Chegar ao “monte Sinai”, conforme Hebreus 12, é chegar ao fogo ardente e palpável, à escuridade do ser, aos terremotos da alma, ao vento contrário no interior, à sombra aterrorizante, ao clangor de trombetas de medo na consciência, e a palavras que dizem: Até um animal se pisar o monte será apedrejado! A tal ponto, que diante do “espetáculo”, Moisés disse: Sinto-me aterrado e tremulo!
Quem pode suportar viver no monte Sinai? O cenário que ele cria na alma é esse. De fato, a Lei gera o Apocalipse da alma, e mergulha o indivíduo no Fim do Mundo.
A Lei gera medo e morte. E João diz que o “medo produz tormento” (a palavra grega para tormento é “condenação”). Assim, ninguém que se alimente de medo jamais terá paz, posto que o medo carrega uma sentença de morte consigo.
Aquele, porém, que se aperfeiçoou no amor de Deus—do qual nada e nem ninguém pode nos separar—, esse já não teme nenhuma condenação (já não há condenação para os que estão em Cristo), pois, estando confiante no verdadeiro amor (amor de Deus), ele terá de seu coração todo medo lançado fora.
Essa expectação de “inferno e fogo vingador” que você está experimentando, é fruto de você ser uma alma presa às condenações da Lei.

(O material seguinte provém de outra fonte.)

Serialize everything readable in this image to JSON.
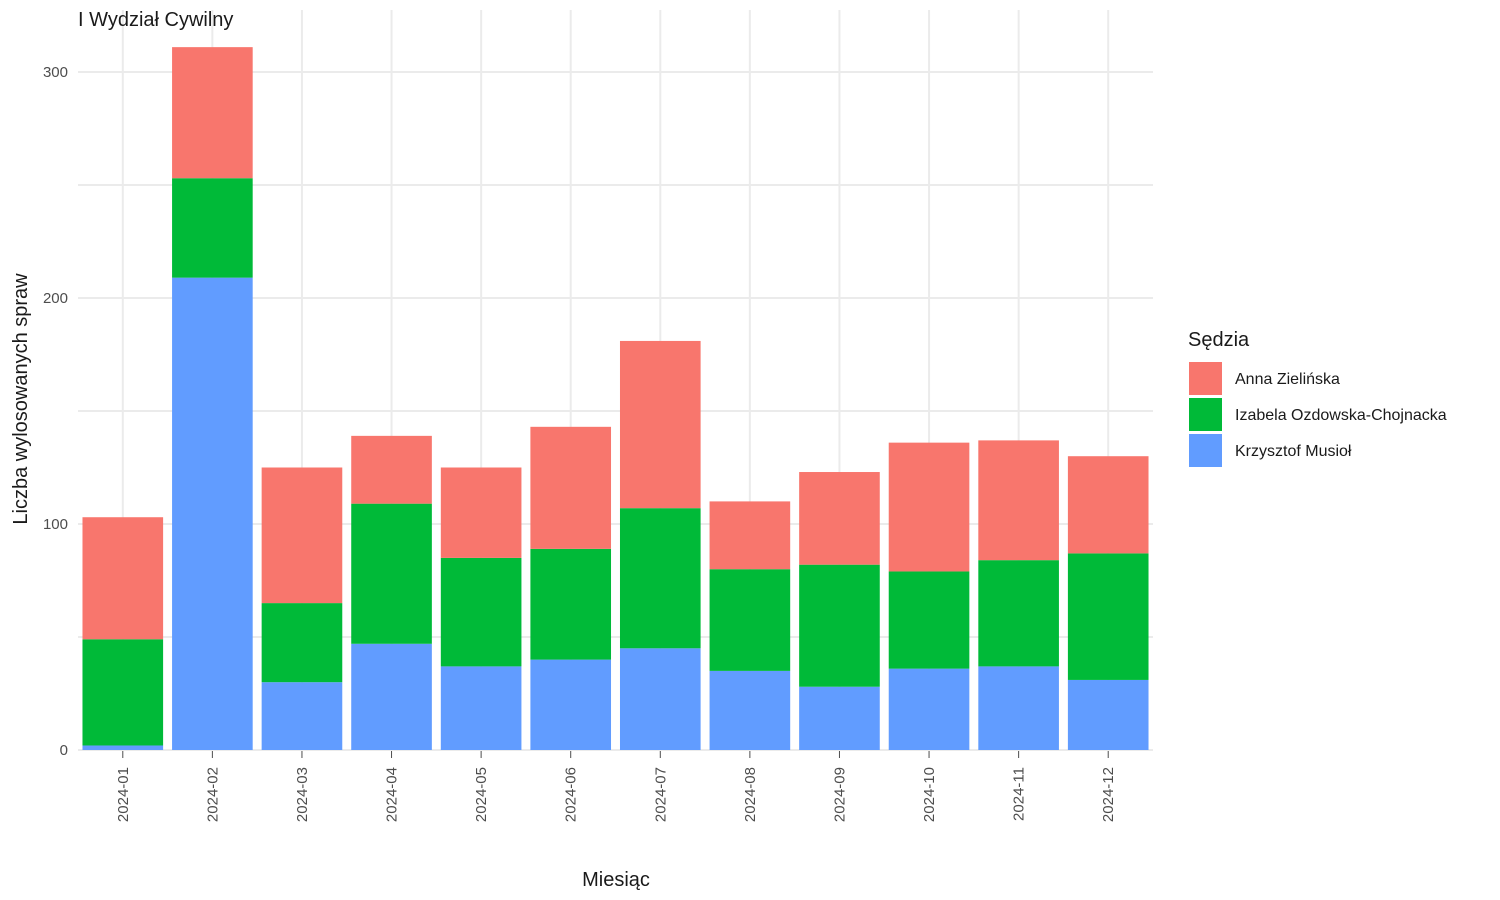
{
  "chart_data": {
    "type": "bar",
    "stacked": true,
    "title": "I Wydział Cywilny",
    "xlabel": "Miesiąc",
    "ylabel": "Liczba wylosowanych spraw",
    "ylim": [
      0,
      320
    ],
    "yticks": [
      0,
      100,
      200,
      300
    ],
    "grid": true,
    "legend_title": "Sędzia",
    "legend_position": "right",
    "categories": [
      "2024-01",
      "2024-02",
      "2024-03",
      "2024-04",
      "2024-05",
      "2024-06",
      "2024-07",
      "2024-08",
      "2024-09",
      "2024-10",
      "2024-11",
      "2024-12"
    ],
    "series": [
      {
        "name": "Krzysztof Musioł",
        "color": "#619CFF",
        "values": [
          2,
          209,
          30,
          47,
          37,
          40,
          45,
          35,
          28,
          36,
          37,
          31
        ]
      },
      {
        "name": "Izabela Ozdowska-Chojnacka",
        "color": "#00BA38",
        "values": [
          47,
          44,
          35,
          62,
          48,
          49,
          62,
          45,
          54,
          43,
          47,
          56
        ]
      },
      {
        "name": "Anna Zielińska",
        "color": "#F8766D",
        "values": [
          54,
          58,
          60,
          30,
          40,
          54,
          74,
          30,
          41,
          57,
          53,
          43
        ]
      }
    ],
    "legend_order": [
      "Anna Zielińska",
      "Izabela Ozdowska-Chojnacka",
      "Krzysztof Musioł"
    ]
  }
}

E, pela Lei, nem você, nem eu, e nem ninguém, jamais será justificado diante de Deus.
“Sinto-me aterrado e tremulo!”—digo eu com Moisés.
Assim, meu querido, o que tenho a dizer a você é simples e imutável: Creia em Jesus e confie Nele, com ou sem Aids, sendo gay ou o que for… e você jamais será envergonhado diante de Deus. E quem disser o contrário, haverá de ver você no “seio de Abraão”; e eu espero que para esses não “haja um grande abismo” separando-os de você, para o mal deles.
Quanto ao mais—o que você fará—, eu não me sinto em condições de lhe dizer qualquer coisa. Sinto que minha contribuição é ajudar você a ficar livre da pior de todas as Aids, que é essa doença da culpa, e que tira do ser toda imunidade para experimentar a saúde da paz.
Para quem está em Cristo já não existe nem morte e nem inferno. E você não está ou deixa de estar em Cristo conforme os humores das morais evangélicas—graças a Deus. Você está em Cristo porque Jesus inclui você Nele, e não há ninguém que tenha o poder de incluir você fora da Graça.
Ora, se Jesus inclui, quem terá o poder de excluir?
Minha contribuição a você é ajuda-lo a ficar salvo da culpa de ser quem você é. E sei que se você assumir pela fé o que Jesus já fez por você, a maior parte dessa agonia que hoje o perturba desaparecerá.
No “particular” estou lhe mandando instrução de como você tem que fazer pra gente poder conversar mais diretamente.
Receba meu carinho e minhas orações!